L’assistance judiciaire comporte donc l’assistance dans le cadre d’un procès y compris la défense par un avocat professionnel ou par un DCO et la prise en charge des frais afférents à la procédure.
L’assistance judiciaire s’étend aux différents stades de la procédure à savoir la première instance, l’appel et la cassation.
A vous comprendre Mme, c’est comme si les personnes de nationalité étrangère vivant au Niger peuvent aussi bénéficier de l’assistance de l’ANAJJ.
Oui, bien sûr. La loi ne fait pas de distinction dans la fourniture de l’assistance.
Est-ce que l’ANAJJ peut prendre l’initiative d’assister les personnes en cas de litige?
A ce niveau il faut nuancer. L’ANAJJ peut prendre l’initiative de fournir l’assistance juridique à travers des séances de sensibilisation, des journées portes ouvertes ou même des atelies de formation sur des thématiques bien précises.
Cependant, en cas de litige, l’ANAJJ doit être saisie pour fournir l’assistance judiciaire.
Lorsqu’un litige est porté devant les juridictions, l’Agence fournit-elle gratuitement de l’assistance aux citoyens qui n’ont pas les moyens ?
Oui, elle le fait selon les conditions définies par la loi.
Il faut distinguer deux (2) catégories d’assistances judiciaires à savoir l’Assistance Judiciaire sous condition d’indigence et l’Assistance Judiciaire d’Office.

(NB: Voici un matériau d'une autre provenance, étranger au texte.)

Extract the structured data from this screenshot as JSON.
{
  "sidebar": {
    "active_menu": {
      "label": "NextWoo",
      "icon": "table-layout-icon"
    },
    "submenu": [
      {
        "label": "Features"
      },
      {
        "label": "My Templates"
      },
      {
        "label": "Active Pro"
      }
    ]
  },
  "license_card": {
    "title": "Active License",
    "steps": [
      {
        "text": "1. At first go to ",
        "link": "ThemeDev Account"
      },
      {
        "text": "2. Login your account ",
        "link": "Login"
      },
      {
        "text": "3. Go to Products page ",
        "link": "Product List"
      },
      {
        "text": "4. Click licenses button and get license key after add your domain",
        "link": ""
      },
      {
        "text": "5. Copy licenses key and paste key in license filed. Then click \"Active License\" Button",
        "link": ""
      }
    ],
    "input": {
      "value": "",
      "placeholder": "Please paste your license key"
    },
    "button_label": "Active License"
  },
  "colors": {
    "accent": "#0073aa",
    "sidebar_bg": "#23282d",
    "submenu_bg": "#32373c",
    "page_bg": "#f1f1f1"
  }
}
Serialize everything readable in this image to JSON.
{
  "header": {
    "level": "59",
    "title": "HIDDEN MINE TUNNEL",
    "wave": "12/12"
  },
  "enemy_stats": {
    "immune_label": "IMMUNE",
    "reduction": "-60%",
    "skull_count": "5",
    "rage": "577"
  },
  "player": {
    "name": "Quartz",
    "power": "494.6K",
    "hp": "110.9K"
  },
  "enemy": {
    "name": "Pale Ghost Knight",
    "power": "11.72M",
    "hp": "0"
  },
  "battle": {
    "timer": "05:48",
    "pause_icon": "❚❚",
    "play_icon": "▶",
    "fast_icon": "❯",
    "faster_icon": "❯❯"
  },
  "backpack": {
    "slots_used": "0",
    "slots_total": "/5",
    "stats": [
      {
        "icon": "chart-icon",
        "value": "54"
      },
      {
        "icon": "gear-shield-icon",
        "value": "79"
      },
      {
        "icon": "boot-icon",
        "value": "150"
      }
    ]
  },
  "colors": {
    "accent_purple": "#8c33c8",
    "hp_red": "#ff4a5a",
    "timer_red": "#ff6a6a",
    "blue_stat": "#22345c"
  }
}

L’assistance judiciaire sous condition d’indigence est gratuite. Elle est accordée à toute personne reconnue indigente, c’est-à-dire toute personne dont les moyens matériels et financiers sont insuffisants et ne lui permettent pas de faire face aux frais occasionnés par un procès.
L’Assistance Judiciaire peut être demandée au cours de l’instance. Elle est verbale ou écrite.
L’assistance judiciaire d’office est accordée sans exigence de production de preuve à certaines catégories de personnes considérées vulnérables.
Je précise qu’à ce niveau il s’agit des mineurs poursuivis pour crime, délit ou contravention ; des mineurs victimes devant une juridiction répressive, des personnes handicapées prévenues ou parties civiles incapables de se défendre du fait de leur handicap ; des personnes accusées comparaissant devant une cour d’assises à présent chambre criminelle.
Elle est également fournie aux femmes victimes de violences visées aux chapitres II, III, VI, VIII du titre III du code pénal (CBV) et autres crimes et délits volontaires, meurtres et autres crimes capitaux, attentat à la liberté individuelle, esclavage, violation de domicile et attentats aux mœurs et aux femmes sollicitant le paiement d’une pension alimentaire, la liquidation d’une succession ou la garde d’enfant.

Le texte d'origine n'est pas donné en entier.